Reading Surfaces in Early Modern England
“The surface is where most of the action is.”
--James Gibson, The Ecological Approach to Visual Perception
The recent turn toward “surface reading” asks us to consider: just what is a surface? What kinds of actions happen there? This panel seeks papers that dwell at the surface of early modern English literature, attending to the ways that early modern surfaces (re)animate evolving dialogues on surface reading practices, materiality, and the limits of critique. What is the relationship between surface and depth? Can we interpret or read a surface? How do early modern surfaces resist or encourage interpretation? How can attending specifically to the surface complicate evolving scholarly conversations on early modern bodies, objects, and texts?
Hidden in plain sight, surfaces can be transparent, opaque, pigmented, illuminated, protective, smooth, rough. Particular surfaces have characteristic shapes, textures, and conceptual affordances. They are places of encounter and exchange. Surfaces touch, stick to, glide past, one another. When surfaces meet, they become sites of cultural contact and conflict, conversation and conversion, refusal and resistance.

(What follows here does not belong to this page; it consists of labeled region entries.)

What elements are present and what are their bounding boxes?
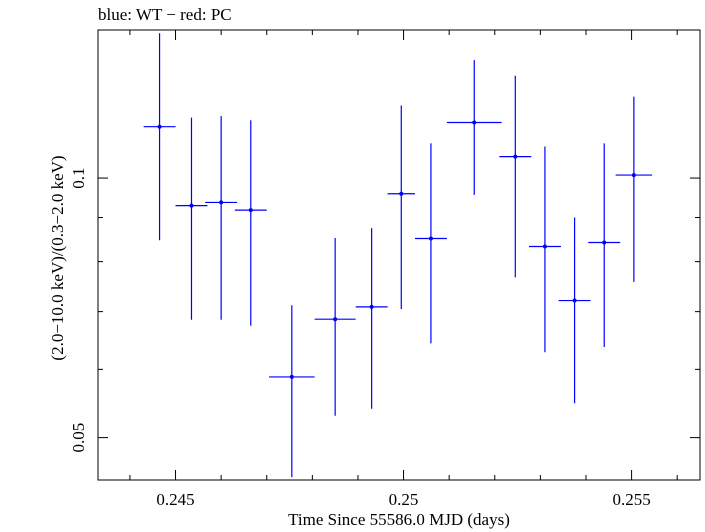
- data-point: [399, 191, 404, 196]
- data-point: [248, 208, 253, 213]
- x-tick-label: 0.255: [612, 490, 650, 509]
- data-point: [631, 173, 636, 178]
- data-point: [513, 154, 518, 159]
- data-point: [572, 298, 577, 303]
- x-tick-label: 0.25: [389, 490, 419, 509]
- data-point: [602, 240, 607, 245]
- y-tick-label: 0.1: [69, 167, 88, 188]
- y-tick-label: 0.05: [69, 423, 88, 453]
- data-point: [157, 124, 162, 129]
- data-point: [472, 120, 477, 125]
- chart-title: blue: WT − red: PC: [98, 5, 232, 24]
- data-point: [428, 236, 433, 241]
- data-point: [189, 203, 194, 208]
- data-point: [289, 374, 294, 379]
- data-points: [143, 33, 653, 478]
- data-point: [369, 304, 374, 309]
- x-axis-label: Time Since 55586.0 MJD (days): [288, 510, 510, 529]
- data-point: [542, 244, 547, 249]
- data-point: [219, 200, 224, 205]
- x-tick-label: 0.245: [156, 490, 194, 509]
- data-point: [333, 317, 338, 322]
- plot-frame: [97, 29, 701, 481]
- axis-ticks: 0.245 0.25 0.255 0.05 0.1: [69, 30, 700, 509]
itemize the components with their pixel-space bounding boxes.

Papers might address the surfaces of earth and sea; textiles; architecture; reflective, decorative or invisible surfaces; cosmetics; skin—human, animal, sweaty, burned, of the living and the dead, gendered, aging, raced; or the page itself. Conceptual approaches to the idea of “surface” are also welcome.
We invite thoughtfully superficial readings of early modern prose, poetry, and drama, drawing on a wide variety of critical approaches, including material culture studies, book history, and theories of race, gender and sexuality. This panel will be part of the 51st Annual Convention of the Northeast Modern Language Association which will be held March 5-8, 2020, in Boston, Massachusetts.